Alternatively, people have suggested that Matthew made his story up so that it would present a ‘fulfilment’ of the passage he quotes in verse 23, from Isaiah 7:14. But, interestingly, there is no evidence that anyone before Matthew saw that verse as something that would have to be fulfilled by the coming Messiah. It looks rather as though he found the verse because he already knew the story, not the other way round.
Everything depends, of course, on whether you believe that the living God could, or would, act like that. Some say he couldn’t (‘miracles don’t happen’); others that he wouldn’t (‘if he did that, why doesn’t he intervene to stop genocide?’). Some say Joseph, and others at the time, didn’t know the scientific laws of nature the way we do—though this story gives the lie to that, since if Joseph hadn’t known how babies were normally made he wouldn’t have had a problem with Mary’s unexpected pregnancy.
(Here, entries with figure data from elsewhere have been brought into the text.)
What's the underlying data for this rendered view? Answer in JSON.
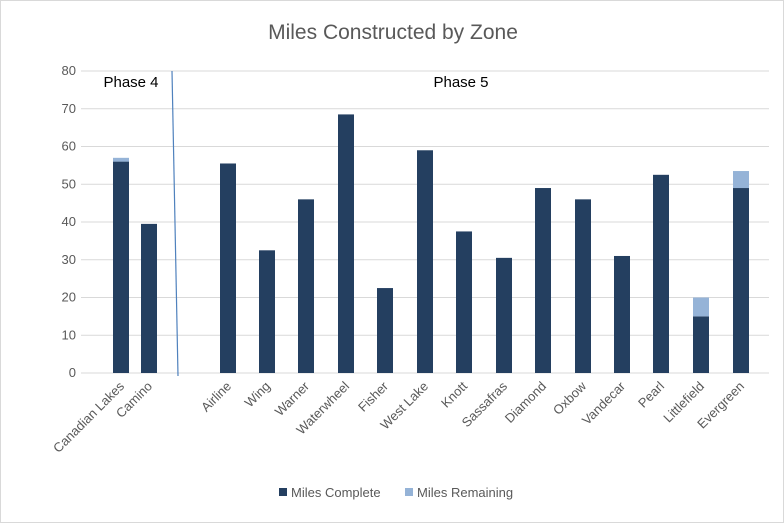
{
  "chart_data": {
    "type": "bar",
    "stacked": true,
    "title": "Miles Constructed by Zone",
    "xlabel": "",
    "ylabel": "",
    "ylim": [
      0,
      80
    ],
    "yticks": [
      0,
      10,
      20,
      30,
      40,
      50,
      60,
      70,
      80
    ],
    "grid": true,
    "legend_position": "bottom",
    "groups": [
      {
        "label": "Phase 4",
        "categories": [
          "Canadian Lakes",
          "Camino"
        ]
      },
      {
        "label": "Phase 5",
        "categories": [
          "Airline",
          "Wing",
          "Warner",
          "Waterwheel",
          "Fisher",
          "West Lake",
          "Knott",
          "Sassafras",
          "Diamond",
          "Oxbow",
          "Vandecar",
          "Pearl",
          "Littlefield",
          "Evergreen"
        ]
      }
    ],
    "categories": [
      "Canadian Lakes",
      "Camino",
      "Airline",
      "Wing",
      "Warner",
      "Waterwheel",
      "Fisher",
      "West Lake",
      "Knott",
      "Sassafras",
      "Diamond",
      "Oxbow",
      "Vandecar",
      "Pearl",
      "Littlefield",
      "Evergreen"
    ],
    "series": [
      {
        "name": "Miles Complete",
        "color": "#243f60",
        "values": [
          56,
          39.5,
          55.5,
          32.5,
          46,
          68.5,
          22.5,
          59,
          37.5,
          30.5,
          49,
          46,
          31,
          52.5,
          15,
          49
        ]
      },
      {
        "name": "Miles Remaining",
        "color": "#95b3d7",
        "values": [
          1,
          0,
          0,
          0,
          0,
          0,
          0,
          0,
          0,
          0,
          0,
          0,
          0,
          0,
          5,
          4.5
        ]
      }
    ],
    "colors": {
      "gridline": "#d9d9d9",
      "axis_text": "#595959",
      "title_text": "#595959",
      "divider": "#4f81bd"
    }
  }
}
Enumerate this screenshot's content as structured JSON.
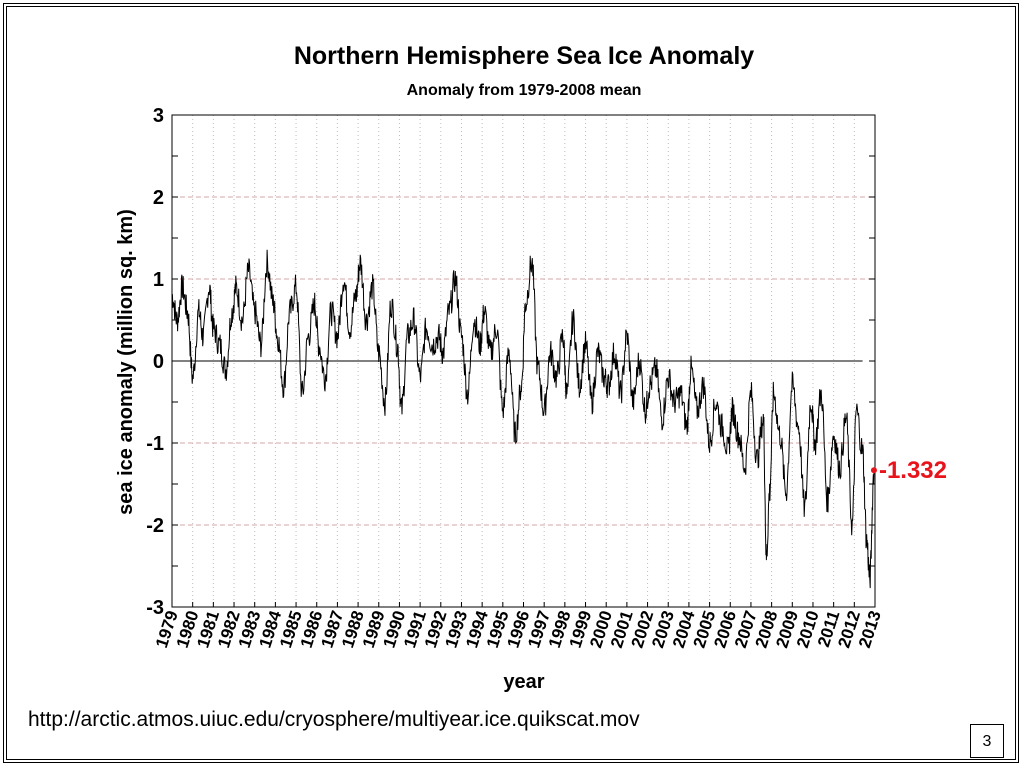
{
  "slide": {
    "source_url": "http://arctic.atmos.uiuc.edu/cryosphere/multiyear.ice.quikscat.mov",
    "page_number": "3"
  },
  "chart_data": {
    "type": "line",
    "title": "Northern Hemisphere Sea Ice Anomaly",
    "subtitle": "Anomaly from 1979-2008 mean",
    "xlabel": "year",
    "ylabel": "sea ice anomaly (million sq. km)",
    "xlim": [
      1979,
      2013
    ],
    "ylim": [
      -3,
      3
    ],
    "x_ticks": [
      "1979",
      "1980",
      "1981",
      "1982",
      "1983",
      "1984",
      "1985",
      "1986",
      "1987",
      "1988",
      "1989",
      "1990",
      "1991",
      "1992",
      "1993",
      "1994",
      "1995",
      "1996",
      "1997",
      "1998",
      "1999",
      "2000",
      "2001",
      "2002",
      "2003",
      "2004",
      "2005",
      "2006",
      "2007",
      "2008",
      "2009",
      "2010",
      "2011",
      "2012",
      "2013"
    ],
    "y_ticks": [
      3,
      2,
      1,
      0,
      -1,
      -2,
      -3
    ],
    "grid": true,
    "line_color": "#000000",
    "zero_line": true,
    "annotation": {
      "text": "-1.332",
      "x": 2012.95,
      "y": -1.332,
      "color": "#e8141c"
    },
    "series": [
      {
        "x": [
          1979.0,
          1979.25,
          1979.5,
          1979.75,
          1980.0,
          1980.3,
          1980.5,
          1980.8,
          1981.0,
          1981.3,
          1981.6,
          1981.9,
          1982.1,
          1982.4,
          1982.7,
          1983.0,
          1983.3,
          1983.6,
          1983.9,
          1984.1,
          1984.4,
          1984.7,
          1985.0,
          1985.3,
          1985.6,
          1985.9,
          1986.1,
          1986.4,
          1986.7,
          1987.0,
          1987.3,
          1987.6,
          1987.9,
          1988.1,
          1988.4,
          1988.7,
          1989.0,
          1989.3,
          1989.6,
          1989.9,
          1990.1,
          1990.4,
          1990.7,
          1991.0,
          1991.3,
          1991.6,
          1991.9,
          1992.1,
          1992.4,
          1992.7,
          1993.0,
          1993.3,
          1993.6,
          1993.9,
          1994.1,
          1994.4,
          1994.7,
          1995.0,
          1995.3,
          1995.6,
          1995.9,
          1996.1,
          1996.4,
          1996.7,
          1997.0,
          1997.3,
          1997.6,
          1997.9,
          1998.1,
          1998.4,
          1998.7,
          1999.0,
          1999.3,
          1999.6,
          1999.9,
          2000.1,
          2000.4,
          2000.7,
          2001.0,
          2001.3,
          2001.6,
          2001.9,
          2002.1,
          2002.4,
          2002.7,
          2003.0,
          2003.3,
          2003.6,
          2003.9,
          2004.1,
          2004.4,
          2004.7,
          2005.0,
          2005.3,
          2005.6,
          2005.9,
          2006.1,
          2006.4,
          2006.7,
          2007.0,
          2007.3,
          2007.6,
          2007.75,
          2007.9,
          2008.1,
          2008.4,
          2008.7,
          2009.0,
          2009.3,
          2009.6,
          2009.9,
          2010.1,
          2010.4,
          2010.7,
          2011.0,
          2011.3,
          2011.6,
          2011.9,
          2012.1,
          2012.4,
          2012.6,
          2012.75,
          2012.95
        ],
        "y": [
          0.8,
          0.5,
          0.9,
          0.6,
          -0.2,
          0.6,
          0.3,
          0.9,
          0.4,
          0.2,
          -0.1,
          0.6,
          0.9,
          0.5,
          1.1,
          0.6,
          0.2,
          1.2,
          0.7,
          0.3,
          -0.3,
          0.6,
          0.9,
          -0.4,
          0.3,
          0.7,
          0.2,
          -0.2,
          0.6,
          0.3,
          1.0,
          0.4,
          0.8,
          1.2,
          0.5,
          0.9,
          0.1,
          -0.5,
          0.7,
          0.2,
          -0.6,
          0.3,
          0.5,
          -0.2,
          0.4,
          0.2,
          0.3,
          0.1,
          0.6,
          1.0,
          0.3,
          -0.4,
          0.5,
          0.2,
          0.6,
          0.1,
          0.4,
          -0.6,
          0.1,
          -0.9,
          -0.3,
          0.7,
          1.2,
          -0.1,
          -0.6,
          0.1,
          -0.2,
          0.3,
          -0.4,
          0.5,
          -0.3,
          0.2,
          -0.5,
          0.1,
          -0.2,
          -0.3,
          0.1,
          -0.4,
          0.3,
          -0.5,
          0.0,
          -0.6,
          -0.3,
          -0.1,
          -0.7,
          -0.2,
          -0.5,
          -0.4,
          -0.8,
          -0.1,
          -0.6,
          -0.3,
          -1.0,
          -0.5,
          -0.8,
          -1.1,
          -0.6,
          -0.9,
          -1.3,
          -0.4,
          -1.2,
          -0.7,
          -2.4,
          -1.6,
          -0.4,
          -0.9,
          -1.6,
          -0.3,
          -0.8,
          -1.8,
          -0.5,
          -1.0,
          -0.4,
          -1.7,
          -0.9,
          -1.3,
          -0.7,
          -2.0,
          -0.6,
          -1.1,
          -2.2,
          -2.65,
          -1.332
        ]
      }
    ]
  }
}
But Matthew and Luke don’t ask us to take the story all by itself. They ask us to see it in the light both of the entire history of Israel—in which God was always present and at work, often in very surprising ways—and, more particularly, of the subsequent story of Jesus himself. Does the rest of the story, and the impact of Jesus on the world and countless individuals within it ever since, make it more or less likely that he was indeed conceived by a special act of the holy spirit?
That is a question everyone must answer for themselves. But Matthew wouldn’t want us to stop there. He wants to tell us more about who Jesus was and is, in a time-honoured Jewish fashion: by his special names. The name ‘Jesus’ was a popular boys’ name at the time, being in Hebrew the same as ‘Joshua’, who brought the Israelites into the promised land after the death of Moses. Matthew sees Jesus as the one who will now complete what the law of Moses pointed to but could not of itself produce. He will rescue his people, not from slavery in Egypt, but from the slavery of sin, the ‘exile’ they have suffered not just in Babylon but in their own hearts and lives.
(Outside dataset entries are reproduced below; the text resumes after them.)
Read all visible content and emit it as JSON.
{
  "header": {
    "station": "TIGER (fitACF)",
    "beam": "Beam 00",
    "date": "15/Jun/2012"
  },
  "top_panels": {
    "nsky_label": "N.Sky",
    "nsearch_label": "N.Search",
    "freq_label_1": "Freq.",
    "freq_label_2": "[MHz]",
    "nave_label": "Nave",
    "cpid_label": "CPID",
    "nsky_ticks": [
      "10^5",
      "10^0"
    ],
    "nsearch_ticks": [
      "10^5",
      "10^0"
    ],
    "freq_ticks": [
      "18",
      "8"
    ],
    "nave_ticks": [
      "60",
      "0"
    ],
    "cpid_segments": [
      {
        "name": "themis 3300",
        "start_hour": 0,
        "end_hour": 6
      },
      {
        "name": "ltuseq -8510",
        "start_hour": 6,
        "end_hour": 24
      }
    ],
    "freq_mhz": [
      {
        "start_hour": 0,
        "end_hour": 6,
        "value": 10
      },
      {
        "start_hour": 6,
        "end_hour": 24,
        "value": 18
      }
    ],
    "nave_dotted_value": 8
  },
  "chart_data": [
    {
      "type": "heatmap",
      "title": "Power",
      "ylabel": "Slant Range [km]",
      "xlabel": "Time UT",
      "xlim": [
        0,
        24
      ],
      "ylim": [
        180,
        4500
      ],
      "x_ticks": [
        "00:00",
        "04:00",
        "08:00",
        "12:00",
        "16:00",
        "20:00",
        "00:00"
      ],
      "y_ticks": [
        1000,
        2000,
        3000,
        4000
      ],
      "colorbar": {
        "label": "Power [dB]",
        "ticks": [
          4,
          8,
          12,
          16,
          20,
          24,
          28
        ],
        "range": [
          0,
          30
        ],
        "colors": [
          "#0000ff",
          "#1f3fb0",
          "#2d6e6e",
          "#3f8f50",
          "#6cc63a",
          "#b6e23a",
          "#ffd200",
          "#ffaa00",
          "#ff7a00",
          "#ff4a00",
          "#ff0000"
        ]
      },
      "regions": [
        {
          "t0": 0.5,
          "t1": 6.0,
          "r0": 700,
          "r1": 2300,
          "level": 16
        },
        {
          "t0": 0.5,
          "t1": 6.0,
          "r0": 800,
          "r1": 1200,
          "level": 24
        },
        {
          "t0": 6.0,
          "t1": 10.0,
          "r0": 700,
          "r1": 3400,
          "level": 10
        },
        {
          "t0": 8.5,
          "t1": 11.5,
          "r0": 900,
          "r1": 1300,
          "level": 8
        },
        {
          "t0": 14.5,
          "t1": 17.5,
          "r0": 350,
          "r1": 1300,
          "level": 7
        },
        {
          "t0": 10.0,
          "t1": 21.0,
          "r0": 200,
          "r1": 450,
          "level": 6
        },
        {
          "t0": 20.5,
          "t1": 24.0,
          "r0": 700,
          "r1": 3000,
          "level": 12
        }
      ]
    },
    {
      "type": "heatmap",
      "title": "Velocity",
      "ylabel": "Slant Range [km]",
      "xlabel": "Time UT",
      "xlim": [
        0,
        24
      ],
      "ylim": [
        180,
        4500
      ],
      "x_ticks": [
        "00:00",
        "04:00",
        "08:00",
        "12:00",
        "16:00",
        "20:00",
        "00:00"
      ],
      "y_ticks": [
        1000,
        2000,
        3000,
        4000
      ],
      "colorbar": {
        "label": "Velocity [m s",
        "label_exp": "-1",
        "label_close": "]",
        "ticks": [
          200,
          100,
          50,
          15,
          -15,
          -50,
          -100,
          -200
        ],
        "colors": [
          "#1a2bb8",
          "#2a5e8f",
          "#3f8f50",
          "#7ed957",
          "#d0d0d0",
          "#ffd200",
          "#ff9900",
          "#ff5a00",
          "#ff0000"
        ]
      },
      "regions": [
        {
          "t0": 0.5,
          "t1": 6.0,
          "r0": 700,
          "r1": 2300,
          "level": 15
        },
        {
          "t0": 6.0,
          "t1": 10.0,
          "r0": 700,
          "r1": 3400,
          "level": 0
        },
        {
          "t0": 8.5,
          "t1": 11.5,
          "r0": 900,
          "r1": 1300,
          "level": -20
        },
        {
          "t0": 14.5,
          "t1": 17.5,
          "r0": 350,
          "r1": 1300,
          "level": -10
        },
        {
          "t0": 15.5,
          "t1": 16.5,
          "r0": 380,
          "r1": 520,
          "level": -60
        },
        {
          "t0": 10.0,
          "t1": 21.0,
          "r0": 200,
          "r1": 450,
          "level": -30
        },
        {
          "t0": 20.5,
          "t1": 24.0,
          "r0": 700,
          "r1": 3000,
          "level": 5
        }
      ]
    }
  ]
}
By contrast, the name ‘Emmanuel’, mentioned in Isaiah 7:14 and 8:8, was not given to anyone else, perhaps because it would say more about a child than anyone would normally dare. It means ‘God with us’. Matthew’s whole gospel is framed by this theme: at the very end, Jesus promises that he will be ‘with’ his people to the close of the age (28:20). The two names together express the meaning of the story. God is present, with his people; he doesn’t ‘intervene’ from a distance, but is always active, sometimes in most unexpected ways. And God’s actions are aimed at rescuing people from a helpless plight, demanding that he take the initiative and do things people had regarded as (so to speak) inconceivable.
This is the God, and this is the Jesus, whose story Matthew will now set before us. This is the God, and this is the Jesus, who comes to us still today when human possibilities have run out, offering new and startling ways forward, in fulfilment of his promises, by his powerful love and grace.
Tom Wright, Matthew for Everyone, Part 1: Chapters 1-15 (London: Society for Promoting Christian Knowledge, 2004), 5–8.